The DART mission will test NASA's ability to alter an asteroid's trajectory with kinetic force - crashing a robot spacecraft into it at high speed and nudging the space boulder just enough to keep our planet out of harm's way.

DART's target is a tiny fraction of the size of the cataclysmic Chicxulub asteroid that slammed into Earth about 66 million years ago, killing most of the planet's animal species. It is not on a path that will cause it to hit Earth in the foreseeable future.

But scientists say smaller asteroids are far more common and pose a far greater theoretical threat to Earth in the near term.

NASA has hired Elon Musk's company SpaceX to launch DART aboard a Falcon 9 rocket at 10:20 p.m. Pacific time on Tuesday (1:20 a.m. Eastern/0620 GMT Wednesday) from Vandenberg Air Force Base on the California coast, about 150 miles northwest of Los Angeles.

If liftoff is postponed NASA has an 84-day launch window in which to try again.

Once released into space, DART will journey 10 months to its destination, some 6.8 million miles (11 million km) from Earth.

Its target is an asteroid "moonlet" the size of a football stadium that orbits a much larger chunk of rock - about five times bigger - in a binary asteroid system named Didymos, the Greek word for twin.

The moonlet, called Dimorphos, is one of the smallest astronomical objects to receive a permanent name. But at 525 feet (160 km) in diameter, its size is typical among the known asteroids - rubble-like remnants left over from formation of the solar system 4.6 billion years ago.

An illustration of the DART spacecraft
An illustration of the DART spacecraft

Simpler than 'Armageddon'

Scientists chose the Didymos system because its relative proximity to Earth and dual-asteroid configuration make it ideal to observe the results of the impact.

The key to avoiding a killer asteroid is to detect it well in advance and be ready with the means of changing its course, NASA planetary defense officer Lindley Johnson told a media briefing this month.
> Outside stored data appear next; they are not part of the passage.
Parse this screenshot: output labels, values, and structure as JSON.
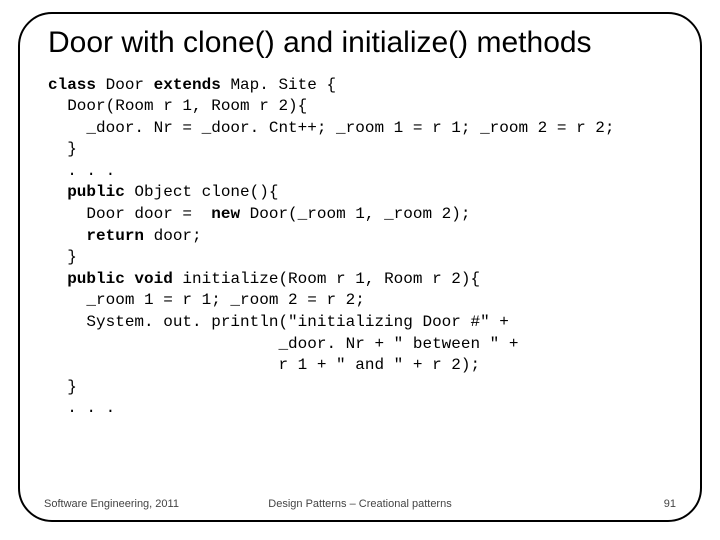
{
  "title": "Door with clone() and initialize() methods",
  "code": {
    "l01a": "class",
    "l01b": " Door ",
    "l01c": "extends",
    "l01d": " Map. Site {",
    "l02": "  Door(Room r 1, Room r 2){",
    "l03": "    _door. Nr = _door. Cnt++; _room 1 = r 1; _room 2 = r 2;",
    "l04": "  }",
    "l05": "  . . .",
    "l06a": "  ",
    "l06b": "public",
    "l06c": " Object clone(){",
    "l07a": "    Door door =  ",
    "l07b": "new",
    "l07c": " Door(_room 1, _room 2);",
    "l08a": "    ",
    "l08b": "return",
    "l08c": " door;",
    "l09": "  }",
    "l10a": "  ",
    "l10b": "public void",
    "l10c": " initialize(Room r 1, Room r 2){",
    "l11": "    _room 1 = r 1; _room 2 = r 2;",
    "l12": "    System. out. println(\"initializing Door #\" +",
    "l13": "                        _door. Nr + \" between \" +",
    "l14": "                        r 1 + \" and \" + r 2);",
    "l15": "  }",
    "l16": "  . . ."
  },
  "footer": {
    "left": "Software Engineering, 2011",
    "center": "Design Patterns – Creational patterns",
    "right": "91"
  }
}
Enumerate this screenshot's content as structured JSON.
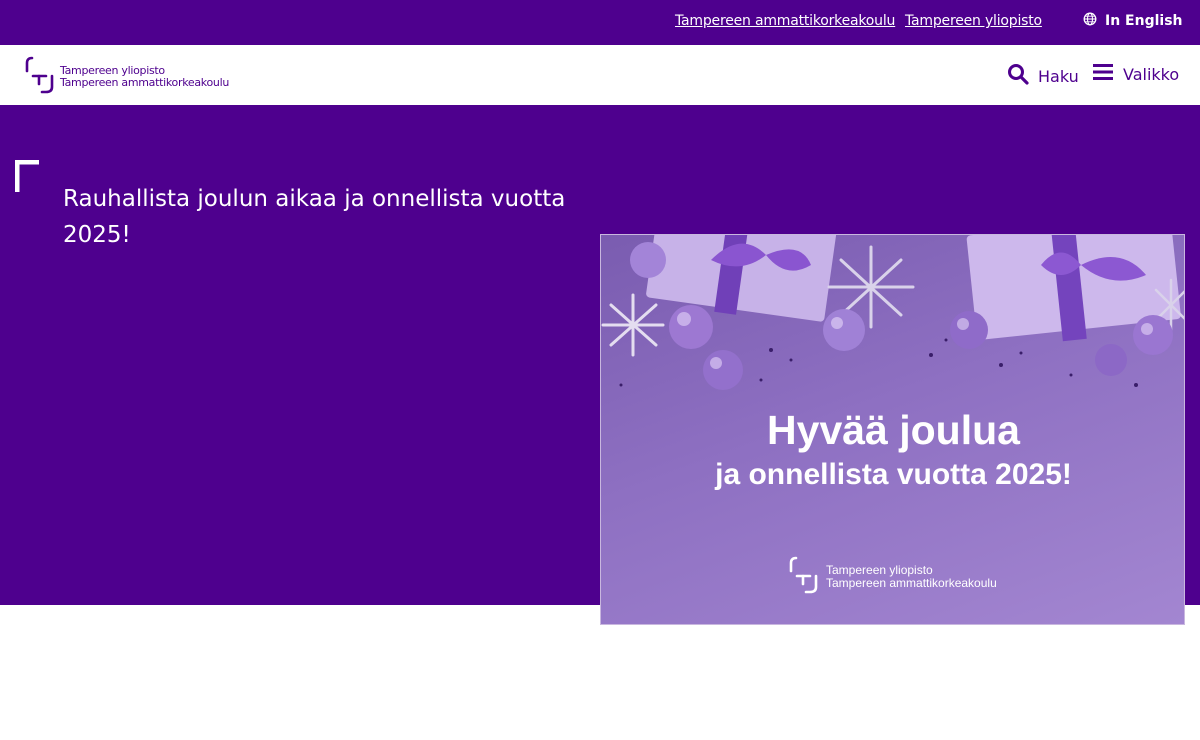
{
  "topbar": {
    "link_tamk": "Tampereen ammattikorkeakoulu",
    "link_tuni": "Tampereen yliopisto",
    "language_label": "In English",
    "language_icon": "globe-icon"
  },
  "header": {
    "logo_line1": "Tampereen yliopisto",
    "logo_line2": "Tampereen ammattikorkeakoulu",
    "search_label": "Haku",
    "search_icon": "search-icon",
    "menu_label": "Valikko",
    "menu_icon": "hamburger-icon"
  },
  "hero": {
    "title": "Rauhallista joulun aikaa ja onnellista vuotta 2025!"
  },
  "card": {
    "headline": "Hyvää joulua",
    "subline": "ja onnellista vuotta 2025!",
    "logo_line1": "Tampereen yliopisto",
    "logo_line2": "Tampereen ammattikorkeakoulu"
  },
  "colors": {
    "brand_purple": "#4e008e",
    "white": "#ffffff",
    "card_lilac": "#8e70c2"
  }
}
"We don't want to be in a situation where an asteroid is headed toward Earth and then have to be testing this kind of capability," he said.

The team behind DART, short for Double Asteroid Redirection Test, has determined that slamming a car-sized projectile into a Dimorphos-sized asteroid at 15,000 miles per hour (24,000 kph) should do the trick.

The DART spacecraft, a cube-shaped box with two rectangular solar arrays, is due to rendezvous with the Didymos-Dimorphos pair in late September 2022.

Cameras mounted on the impactor and on a briefcase-sized mini-spacecraft released from DART about 10 days beforehand will record the collision.

Observations from ground-based telescopes and radar will then measure how much the moonlet's orbit around Didymos changes.

The DART team is expecting to shorten the orbital track by about 10 minutes but would consider at least 73 seconds a success.

The entire cost of the DART project will run about $330 million, according to Lindley, well below that of many of NASA's most ambitious science missions.